Industries that showed the greatest increases in business creations in the first quarter compared with the same period last year were retail, wholesale and logistics. These were consistent with a rise in new businesses trying to address the increased need for online shopping and home delivery services.
Ronald Nyakairu, senior manager for Insight & Analytics at LDC, said that changing work and holiday patterns had been key contributing factors.
“The increase in staycations has provided a boost to local businesses in popular seaside towns such as Scarborough and Great Yarmouth, while the move to working from home has seen often neglected commuter suburbs like Kilburn, Denton and Erdington enjoy an increase in footfall.

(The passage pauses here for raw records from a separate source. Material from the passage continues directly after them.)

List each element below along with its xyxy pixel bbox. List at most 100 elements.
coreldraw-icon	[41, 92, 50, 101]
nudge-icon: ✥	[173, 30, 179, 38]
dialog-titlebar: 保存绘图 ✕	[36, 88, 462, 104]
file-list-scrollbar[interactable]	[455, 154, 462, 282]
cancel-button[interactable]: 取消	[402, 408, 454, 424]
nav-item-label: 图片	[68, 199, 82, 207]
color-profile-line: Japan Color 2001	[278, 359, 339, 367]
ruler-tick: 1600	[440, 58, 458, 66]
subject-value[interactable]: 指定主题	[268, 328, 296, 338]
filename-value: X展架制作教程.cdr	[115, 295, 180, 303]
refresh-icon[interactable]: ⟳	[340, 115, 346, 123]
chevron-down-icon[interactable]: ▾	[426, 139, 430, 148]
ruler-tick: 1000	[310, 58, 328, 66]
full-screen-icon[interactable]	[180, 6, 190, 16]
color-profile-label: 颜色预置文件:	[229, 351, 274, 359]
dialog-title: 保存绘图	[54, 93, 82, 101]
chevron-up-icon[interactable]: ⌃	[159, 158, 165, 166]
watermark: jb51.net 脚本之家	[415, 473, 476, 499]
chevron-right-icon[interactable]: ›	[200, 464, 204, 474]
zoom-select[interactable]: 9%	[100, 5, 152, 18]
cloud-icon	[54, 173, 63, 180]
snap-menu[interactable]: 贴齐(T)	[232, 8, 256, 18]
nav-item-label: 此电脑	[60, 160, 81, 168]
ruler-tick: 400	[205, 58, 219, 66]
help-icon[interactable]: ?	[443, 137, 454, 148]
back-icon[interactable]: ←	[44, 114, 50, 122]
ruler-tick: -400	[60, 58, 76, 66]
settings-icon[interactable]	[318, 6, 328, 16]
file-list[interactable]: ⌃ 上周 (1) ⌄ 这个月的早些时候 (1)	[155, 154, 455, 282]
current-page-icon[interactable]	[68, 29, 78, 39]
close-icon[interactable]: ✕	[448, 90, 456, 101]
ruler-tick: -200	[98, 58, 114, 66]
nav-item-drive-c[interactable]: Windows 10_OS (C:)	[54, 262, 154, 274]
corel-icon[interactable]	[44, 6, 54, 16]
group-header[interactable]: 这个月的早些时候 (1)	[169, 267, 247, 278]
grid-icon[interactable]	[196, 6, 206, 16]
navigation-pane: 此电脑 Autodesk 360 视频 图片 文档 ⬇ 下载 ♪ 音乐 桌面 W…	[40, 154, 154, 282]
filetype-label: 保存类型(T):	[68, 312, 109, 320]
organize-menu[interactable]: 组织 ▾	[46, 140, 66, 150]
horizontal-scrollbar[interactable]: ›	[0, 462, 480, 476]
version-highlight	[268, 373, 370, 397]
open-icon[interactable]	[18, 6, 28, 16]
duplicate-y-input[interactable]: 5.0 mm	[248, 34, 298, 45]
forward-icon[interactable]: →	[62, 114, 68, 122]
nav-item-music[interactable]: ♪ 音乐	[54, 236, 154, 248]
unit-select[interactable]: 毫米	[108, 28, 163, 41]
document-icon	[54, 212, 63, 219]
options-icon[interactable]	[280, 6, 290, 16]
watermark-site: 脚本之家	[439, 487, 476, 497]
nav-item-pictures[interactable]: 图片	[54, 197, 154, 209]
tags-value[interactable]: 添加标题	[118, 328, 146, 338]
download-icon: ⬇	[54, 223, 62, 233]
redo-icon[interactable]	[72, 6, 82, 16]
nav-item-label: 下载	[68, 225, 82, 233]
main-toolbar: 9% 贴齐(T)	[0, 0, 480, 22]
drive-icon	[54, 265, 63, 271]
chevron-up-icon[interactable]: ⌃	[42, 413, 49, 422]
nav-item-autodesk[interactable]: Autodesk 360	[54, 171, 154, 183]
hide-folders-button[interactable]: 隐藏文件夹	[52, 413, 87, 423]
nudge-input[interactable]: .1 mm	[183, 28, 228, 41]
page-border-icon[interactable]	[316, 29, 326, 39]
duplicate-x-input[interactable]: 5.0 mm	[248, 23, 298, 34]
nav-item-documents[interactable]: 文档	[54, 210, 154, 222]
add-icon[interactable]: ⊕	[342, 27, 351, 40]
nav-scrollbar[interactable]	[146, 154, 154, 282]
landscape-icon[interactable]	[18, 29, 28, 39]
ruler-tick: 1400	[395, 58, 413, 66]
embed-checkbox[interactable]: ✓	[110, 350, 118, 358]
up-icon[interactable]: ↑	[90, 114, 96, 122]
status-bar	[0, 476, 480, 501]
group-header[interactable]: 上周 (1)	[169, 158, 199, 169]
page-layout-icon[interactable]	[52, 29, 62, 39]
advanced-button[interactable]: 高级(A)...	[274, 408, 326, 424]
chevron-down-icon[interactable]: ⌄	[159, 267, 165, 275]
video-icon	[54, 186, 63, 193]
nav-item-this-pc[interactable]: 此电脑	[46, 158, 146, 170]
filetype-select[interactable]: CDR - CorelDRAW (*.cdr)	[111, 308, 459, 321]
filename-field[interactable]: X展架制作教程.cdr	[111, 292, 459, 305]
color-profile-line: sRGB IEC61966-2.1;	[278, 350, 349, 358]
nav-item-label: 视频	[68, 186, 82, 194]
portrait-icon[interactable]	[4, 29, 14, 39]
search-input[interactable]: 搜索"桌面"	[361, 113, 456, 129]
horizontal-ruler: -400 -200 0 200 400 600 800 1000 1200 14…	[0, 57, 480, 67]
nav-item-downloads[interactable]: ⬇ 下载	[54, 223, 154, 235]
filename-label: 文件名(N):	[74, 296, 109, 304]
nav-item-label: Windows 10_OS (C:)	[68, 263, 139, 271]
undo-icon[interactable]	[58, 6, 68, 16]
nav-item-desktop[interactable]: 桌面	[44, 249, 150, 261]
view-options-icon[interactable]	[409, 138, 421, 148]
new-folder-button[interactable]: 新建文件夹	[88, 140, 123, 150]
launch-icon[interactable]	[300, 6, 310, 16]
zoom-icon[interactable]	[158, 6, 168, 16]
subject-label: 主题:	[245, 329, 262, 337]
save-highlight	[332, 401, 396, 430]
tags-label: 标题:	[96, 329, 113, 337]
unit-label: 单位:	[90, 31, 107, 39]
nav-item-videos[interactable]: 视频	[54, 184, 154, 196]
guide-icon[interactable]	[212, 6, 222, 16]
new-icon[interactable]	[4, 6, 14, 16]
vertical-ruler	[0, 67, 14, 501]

“With vacancy rates at record levels, the number of units available to let has never been greater. This has facilitated generous property terms for independent retailers including rent-free periods or landlord contributions.”
This is certainly true in Denton, according to local MP Andrew Gwynne. He said units were rented out almost as soon as they become vacant.
Manchester residents looking for homes with gardens as they work more from home had also acted as a catalyst for the start-up boom, he said. “The traditional terraced housing in old Denton used to be short term tenancies. Now families are buying them. It’s gentrifying.”
These new arrivals have brought their tastes with them, supporting a new delicatessen and artisan bakery.
Yusuf Ceyhan is about to open a wine bar near his two restaurants in Denton. He has lost more than £100,000 in the pandemic but is investing another £70,000 in his new venture.
“We have all had enough of staying in. We want to spend money and come somewhere classy,” he said.
Even when indoor dining was banned last year local entrepreneurs turned the disused post office in the town square into a smart restaurant and cocktail bar, The Postroom.
Ross Anderton used to travel the world to build stage sets, but now manages the venue. “We are all Denton lads and we want to give locals the same quality you get in central Manchester,” he said. “You don’t have to spend £20 on a taxi into town to have a good night out.”